Abstract The Integrated Multi-satellitE Retrievals for Global Precipitation Measurement (GPM; IMERG) is a high-resolution gridded precipitation dataset widely used around the world. This study assessed the performance of the half-hourly IMERG v06 Early and Final Runs over a 5-yr period versus 19 high-quality surface stations in the Great Lakes region of North America. This assessment not only looked at precipitation occurrence and amount, but also studied the IMERG Quality Index (QI) and errors related to passive microwave (PMW) sources. Analysis of bias in accumulated precipitation amount and precipitation occurrence statistics suggests that IMERG presents various uncertainties with respect to time scale, meteorological season, PMW source, QI, and land surface type. Results indicate that 1) the cold season’s (November–April) larger relative bias can be mitigated via backward morphing; 2) IMERG 6-h precipitation amount scored best in the warmest season (JJA) with a consistent overestimation of the frequency bias index − 1 (FBI-1); 3) the performance of five PMW sources is affected by the season to different degrees; 4) in terms of some metrics, skills do not always enhance with increasing QI; 5) local lake effects lead to higher correlation and equitable threat score (ETS) for the stations closest to the lakes.
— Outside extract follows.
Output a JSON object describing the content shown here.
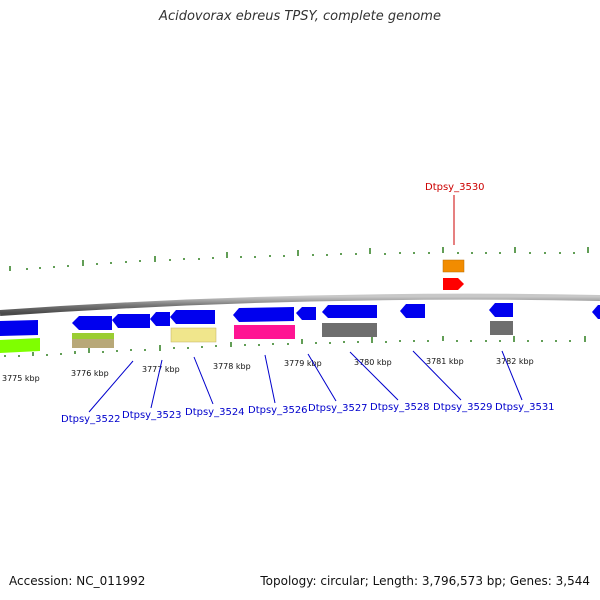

Results of this study will be beneficial to both developers and users of IMERG precipitation products. Significance Statement The purpose of the study was to assess the performance of the gridded precipitation product from the Integrated Multi-satellitE Retrievals for Global Precipitation Measurement (IMERG) version 6 over the Great Lakes region of North America. The assessment performs a statistical comparison of precipitation amounts from IMERG versus surface stations as a function of time scale, season, precipitation event threshold, and input source among satellites. Interpretation of the results identifies shortcomings in the IMERG algorithms, particularly in extreme precipitation events and over ice-covered surfaces. The results also describe spatial variability in the IMERG data quality due to the complex geography of the study area and offer a clear threshold in the Quality Index (QI) flag for optimal application of the precipitation products.